There is a Native American proverb which states “we do not inherit the Earth from our ancestors; we borrow it from our children.” The desire to work in harmony with the planet and secure a legacy for future generations is a common goal of B.C. farmers and ranchers. Young farmers like Rene and Jessica Miedema are putting sustainability first by diversifying their business and investing in renewable technologies. We have profiled the Miedemas before - and just in time for Earth Day, we checked in with them about how they are caring for the environment.
We Heart Local BC: Can you tell us about your family farm?
Rene: The farm started out with my parents in 1976 as a dairy farm called Bomi Farms Ltd. Today, we milk about 110 dairy cows, we farm approximately 92 hectares (or 228 acres) of land and my wife Jessica has just recently started her side of the business - I’ll let her describe it.
Jessica: I’ve created my own niche in our farm focusing on vegetables and flowers. It’s called Little Flora Gem and it’s really blossomed! (laughs). Four years ago we converted an old horse pasture into cut flowers, and this coming year it will be about an acre and a half of cut flowers. Last year we also started a small-scale high-intensity vegetable operation on the farm - so, this coming year we will have two acres in vegetables. We’re trying to move from being a single-commodity farm (dairy) to being more diverse.
We Heart Local BC: We understand that you have a plan to convert your farm to renewable energy. Can you describe that journey and how it is going?

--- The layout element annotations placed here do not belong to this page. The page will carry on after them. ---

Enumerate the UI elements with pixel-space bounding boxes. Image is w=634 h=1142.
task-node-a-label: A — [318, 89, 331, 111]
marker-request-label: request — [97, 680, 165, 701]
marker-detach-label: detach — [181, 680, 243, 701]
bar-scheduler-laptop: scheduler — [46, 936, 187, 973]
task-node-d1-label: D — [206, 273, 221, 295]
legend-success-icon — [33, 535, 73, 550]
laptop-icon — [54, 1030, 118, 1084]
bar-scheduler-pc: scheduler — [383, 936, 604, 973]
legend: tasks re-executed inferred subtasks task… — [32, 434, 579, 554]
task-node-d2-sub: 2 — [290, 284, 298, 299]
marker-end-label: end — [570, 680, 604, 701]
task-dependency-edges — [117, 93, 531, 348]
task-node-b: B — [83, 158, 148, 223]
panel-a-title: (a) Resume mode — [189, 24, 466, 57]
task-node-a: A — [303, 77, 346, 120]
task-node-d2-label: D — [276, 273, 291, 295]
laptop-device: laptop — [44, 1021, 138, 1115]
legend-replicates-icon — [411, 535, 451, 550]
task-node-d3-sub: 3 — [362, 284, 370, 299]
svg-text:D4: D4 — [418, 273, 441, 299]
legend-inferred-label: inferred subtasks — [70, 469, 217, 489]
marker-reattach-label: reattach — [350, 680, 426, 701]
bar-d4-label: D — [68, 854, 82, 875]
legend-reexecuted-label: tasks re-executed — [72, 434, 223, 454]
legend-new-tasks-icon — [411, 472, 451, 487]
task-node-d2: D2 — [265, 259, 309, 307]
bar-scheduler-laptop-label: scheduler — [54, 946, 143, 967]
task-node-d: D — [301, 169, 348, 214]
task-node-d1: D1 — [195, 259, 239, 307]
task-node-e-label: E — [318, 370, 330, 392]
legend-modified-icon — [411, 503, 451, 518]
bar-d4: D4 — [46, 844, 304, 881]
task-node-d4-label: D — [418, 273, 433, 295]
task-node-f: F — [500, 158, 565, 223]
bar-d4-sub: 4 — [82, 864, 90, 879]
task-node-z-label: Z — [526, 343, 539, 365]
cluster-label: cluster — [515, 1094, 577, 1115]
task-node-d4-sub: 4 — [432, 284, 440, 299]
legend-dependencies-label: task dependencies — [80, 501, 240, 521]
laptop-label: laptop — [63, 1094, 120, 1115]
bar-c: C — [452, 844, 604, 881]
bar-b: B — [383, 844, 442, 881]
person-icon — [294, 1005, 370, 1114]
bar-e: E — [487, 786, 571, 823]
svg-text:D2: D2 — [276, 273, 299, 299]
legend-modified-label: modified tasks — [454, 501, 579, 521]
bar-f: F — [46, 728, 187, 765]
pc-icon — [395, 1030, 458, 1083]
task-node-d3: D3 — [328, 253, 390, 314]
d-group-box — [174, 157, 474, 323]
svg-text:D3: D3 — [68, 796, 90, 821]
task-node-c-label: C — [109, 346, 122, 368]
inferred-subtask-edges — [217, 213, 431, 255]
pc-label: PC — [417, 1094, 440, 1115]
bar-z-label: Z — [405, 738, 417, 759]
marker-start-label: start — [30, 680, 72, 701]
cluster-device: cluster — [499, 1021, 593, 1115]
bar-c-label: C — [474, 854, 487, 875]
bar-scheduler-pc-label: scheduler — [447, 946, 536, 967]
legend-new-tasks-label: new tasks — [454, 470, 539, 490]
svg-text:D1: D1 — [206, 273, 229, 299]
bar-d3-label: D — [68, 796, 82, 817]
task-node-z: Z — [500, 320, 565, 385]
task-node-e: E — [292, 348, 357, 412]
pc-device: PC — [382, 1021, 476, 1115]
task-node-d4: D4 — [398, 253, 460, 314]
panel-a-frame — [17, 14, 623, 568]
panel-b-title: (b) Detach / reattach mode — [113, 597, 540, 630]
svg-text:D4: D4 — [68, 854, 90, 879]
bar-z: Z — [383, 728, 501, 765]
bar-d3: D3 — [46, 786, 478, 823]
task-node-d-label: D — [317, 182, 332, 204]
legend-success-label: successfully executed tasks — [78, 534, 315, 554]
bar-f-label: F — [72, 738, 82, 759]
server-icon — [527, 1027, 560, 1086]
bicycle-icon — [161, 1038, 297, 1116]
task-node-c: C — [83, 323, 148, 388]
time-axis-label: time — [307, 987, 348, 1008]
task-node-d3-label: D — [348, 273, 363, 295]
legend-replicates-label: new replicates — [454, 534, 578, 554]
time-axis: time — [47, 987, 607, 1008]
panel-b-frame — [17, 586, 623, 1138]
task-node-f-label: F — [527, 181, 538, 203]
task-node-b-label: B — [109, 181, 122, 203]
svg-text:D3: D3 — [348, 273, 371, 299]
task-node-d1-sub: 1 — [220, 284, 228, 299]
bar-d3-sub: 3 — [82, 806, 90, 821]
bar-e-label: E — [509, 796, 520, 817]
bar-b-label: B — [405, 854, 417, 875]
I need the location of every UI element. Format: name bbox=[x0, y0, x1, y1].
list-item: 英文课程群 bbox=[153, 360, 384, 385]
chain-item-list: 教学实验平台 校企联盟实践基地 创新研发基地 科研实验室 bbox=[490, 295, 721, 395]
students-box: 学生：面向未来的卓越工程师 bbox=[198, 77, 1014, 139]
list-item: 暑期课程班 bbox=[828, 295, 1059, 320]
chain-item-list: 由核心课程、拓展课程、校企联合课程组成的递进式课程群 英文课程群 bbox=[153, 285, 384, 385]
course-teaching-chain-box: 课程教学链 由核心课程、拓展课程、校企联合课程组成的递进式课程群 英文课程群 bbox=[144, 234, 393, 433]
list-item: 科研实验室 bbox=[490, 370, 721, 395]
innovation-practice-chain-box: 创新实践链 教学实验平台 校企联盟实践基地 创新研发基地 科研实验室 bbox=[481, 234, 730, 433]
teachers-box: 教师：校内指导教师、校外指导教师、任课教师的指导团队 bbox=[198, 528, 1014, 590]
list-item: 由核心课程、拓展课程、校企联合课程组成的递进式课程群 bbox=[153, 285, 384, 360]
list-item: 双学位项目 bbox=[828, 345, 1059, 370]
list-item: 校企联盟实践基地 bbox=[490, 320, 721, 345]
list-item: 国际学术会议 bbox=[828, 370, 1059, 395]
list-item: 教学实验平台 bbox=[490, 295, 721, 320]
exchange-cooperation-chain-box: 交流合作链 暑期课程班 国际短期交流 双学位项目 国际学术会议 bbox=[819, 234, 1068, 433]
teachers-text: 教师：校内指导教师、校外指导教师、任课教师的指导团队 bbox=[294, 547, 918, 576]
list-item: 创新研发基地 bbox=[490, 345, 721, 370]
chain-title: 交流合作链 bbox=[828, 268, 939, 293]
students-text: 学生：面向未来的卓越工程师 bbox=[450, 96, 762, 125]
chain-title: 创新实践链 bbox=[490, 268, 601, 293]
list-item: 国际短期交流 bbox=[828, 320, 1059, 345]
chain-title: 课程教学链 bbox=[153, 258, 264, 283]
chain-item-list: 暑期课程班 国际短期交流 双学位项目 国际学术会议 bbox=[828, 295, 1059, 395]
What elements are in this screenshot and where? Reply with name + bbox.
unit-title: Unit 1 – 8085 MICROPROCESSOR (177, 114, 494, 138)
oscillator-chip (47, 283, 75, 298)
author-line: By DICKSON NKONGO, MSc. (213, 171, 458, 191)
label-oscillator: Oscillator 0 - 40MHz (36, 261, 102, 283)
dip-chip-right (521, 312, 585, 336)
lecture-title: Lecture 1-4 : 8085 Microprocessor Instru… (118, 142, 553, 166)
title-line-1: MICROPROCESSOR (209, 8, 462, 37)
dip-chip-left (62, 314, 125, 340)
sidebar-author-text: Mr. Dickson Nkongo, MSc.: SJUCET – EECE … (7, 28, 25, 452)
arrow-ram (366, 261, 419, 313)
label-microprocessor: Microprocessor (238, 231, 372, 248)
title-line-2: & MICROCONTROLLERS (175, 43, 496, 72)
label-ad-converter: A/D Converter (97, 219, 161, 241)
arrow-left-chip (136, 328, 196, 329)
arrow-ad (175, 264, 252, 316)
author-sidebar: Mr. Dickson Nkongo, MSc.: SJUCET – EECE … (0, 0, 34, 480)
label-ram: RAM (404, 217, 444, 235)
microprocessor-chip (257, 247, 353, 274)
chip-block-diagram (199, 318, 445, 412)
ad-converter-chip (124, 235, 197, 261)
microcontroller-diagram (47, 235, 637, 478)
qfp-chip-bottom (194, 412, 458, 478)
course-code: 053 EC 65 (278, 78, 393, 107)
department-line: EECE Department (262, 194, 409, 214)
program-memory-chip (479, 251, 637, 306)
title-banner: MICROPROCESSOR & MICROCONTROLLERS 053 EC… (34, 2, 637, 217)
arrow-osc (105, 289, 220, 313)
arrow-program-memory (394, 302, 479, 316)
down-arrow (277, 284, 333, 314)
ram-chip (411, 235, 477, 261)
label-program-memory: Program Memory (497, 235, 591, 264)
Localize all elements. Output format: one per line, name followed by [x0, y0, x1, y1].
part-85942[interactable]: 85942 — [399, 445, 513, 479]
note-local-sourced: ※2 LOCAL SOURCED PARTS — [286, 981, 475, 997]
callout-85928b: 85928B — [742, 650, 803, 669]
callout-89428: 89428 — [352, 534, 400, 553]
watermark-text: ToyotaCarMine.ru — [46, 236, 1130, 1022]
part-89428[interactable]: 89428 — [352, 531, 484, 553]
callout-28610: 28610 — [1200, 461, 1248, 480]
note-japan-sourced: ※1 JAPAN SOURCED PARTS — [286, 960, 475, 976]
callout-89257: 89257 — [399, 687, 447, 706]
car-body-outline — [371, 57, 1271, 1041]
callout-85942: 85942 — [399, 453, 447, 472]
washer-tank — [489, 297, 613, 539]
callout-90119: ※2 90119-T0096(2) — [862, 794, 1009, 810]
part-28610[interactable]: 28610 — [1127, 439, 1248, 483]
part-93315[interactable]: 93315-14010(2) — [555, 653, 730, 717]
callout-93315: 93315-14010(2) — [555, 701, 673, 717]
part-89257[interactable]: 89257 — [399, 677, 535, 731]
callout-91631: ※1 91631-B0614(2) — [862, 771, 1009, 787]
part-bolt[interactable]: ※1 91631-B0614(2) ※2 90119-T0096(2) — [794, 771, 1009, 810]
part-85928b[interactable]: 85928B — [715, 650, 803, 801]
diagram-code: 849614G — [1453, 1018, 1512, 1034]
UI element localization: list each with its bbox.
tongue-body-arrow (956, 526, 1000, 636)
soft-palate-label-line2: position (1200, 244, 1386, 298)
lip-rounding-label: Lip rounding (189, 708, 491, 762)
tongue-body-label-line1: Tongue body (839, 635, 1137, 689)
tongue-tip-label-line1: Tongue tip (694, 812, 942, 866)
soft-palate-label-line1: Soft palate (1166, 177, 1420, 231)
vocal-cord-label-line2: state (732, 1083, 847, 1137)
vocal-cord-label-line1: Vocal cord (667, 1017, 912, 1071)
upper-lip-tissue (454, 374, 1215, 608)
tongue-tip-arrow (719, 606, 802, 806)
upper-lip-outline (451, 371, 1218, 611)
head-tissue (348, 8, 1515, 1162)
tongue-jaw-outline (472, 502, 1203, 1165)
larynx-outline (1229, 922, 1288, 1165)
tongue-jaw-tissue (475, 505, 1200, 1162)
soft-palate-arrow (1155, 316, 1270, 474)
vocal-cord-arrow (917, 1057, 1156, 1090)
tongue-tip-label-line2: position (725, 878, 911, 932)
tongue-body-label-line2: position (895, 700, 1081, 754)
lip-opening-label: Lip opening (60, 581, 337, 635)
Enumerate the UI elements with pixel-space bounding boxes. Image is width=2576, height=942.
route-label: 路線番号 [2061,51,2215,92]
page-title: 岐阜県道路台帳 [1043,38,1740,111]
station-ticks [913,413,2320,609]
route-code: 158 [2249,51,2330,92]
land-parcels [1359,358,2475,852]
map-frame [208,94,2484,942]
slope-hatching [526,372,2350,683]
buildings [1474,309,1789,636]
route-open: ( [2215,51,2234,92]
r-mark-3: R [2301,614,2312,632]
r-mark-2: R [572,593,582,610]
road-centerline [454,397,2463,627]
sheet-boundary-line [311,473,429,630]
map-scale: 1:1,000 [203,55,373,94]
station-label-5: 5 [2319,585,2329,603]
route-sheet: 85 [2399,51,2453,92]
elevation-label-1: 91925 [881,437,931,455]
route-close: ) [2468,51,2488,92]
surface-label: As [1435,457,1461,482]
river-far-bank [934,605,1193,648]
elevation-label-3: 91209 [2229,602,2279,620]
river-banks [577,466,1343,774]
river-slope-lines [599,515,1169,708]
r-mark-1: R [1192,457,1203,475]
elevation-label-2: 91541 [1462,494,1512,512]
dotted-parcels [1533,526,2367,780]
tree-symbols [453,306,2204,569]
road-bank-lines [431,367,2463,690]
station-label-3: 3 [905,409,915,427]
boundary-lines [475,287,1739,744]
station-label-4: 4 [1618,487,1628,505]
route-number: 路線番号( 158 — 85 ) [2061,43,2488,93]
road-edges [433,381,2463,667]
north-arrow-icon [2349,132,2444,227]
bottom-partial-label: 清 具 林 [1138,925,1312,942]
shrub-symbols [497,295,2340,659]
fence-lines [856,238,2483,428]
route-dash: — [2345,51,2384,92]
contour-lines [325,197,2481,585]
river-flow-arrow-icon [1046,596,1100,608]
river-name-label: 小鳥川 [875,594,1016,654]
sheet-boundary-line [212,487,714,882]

Rene: We have covered the south-facing roof of our entire dairy barn with solar panels. It’s a 151-kilowatt system. It has been a full year with the system and we have covered off more than 90% of our energy usage. The experience has been amazing. We have an energy metre in between our barns, and every time you walk by on a sunny day you see it racing backwards, putting power back on to the grid. It’s a really neat thing to see. One of the unexpected benefits of solar panels is that they absorb a lot of the energy from the sun and reflect it. The barn has stayed a little bit cooler in the summer. That was something I didn’t think about as a potential impact, but is a very nice bonus.
We Heart Local BC: Can you tell us about why taking care of the environment is important to you as farmers?
Rene: That’s an easy one. We have kids, and they’re going to have kids: this is not for us, it’s for future generations. You think: where are we going to be in 20 years - and what can we do now to make it better for them?
Jessica: We have a son who is nine, a son who is almost seven, and a daughter who is three. The boys are so passionate about farming - and they’re asking us questions that make us reflect on our goals and what we are doing. We took the farm over from Rene’s parents and I believe we are just the caretakers of the farm before it passes to the next generation. That’s made us think about how we want it to move forward and how we can leave it in the best possible position for our kids to be able to farm sustainably.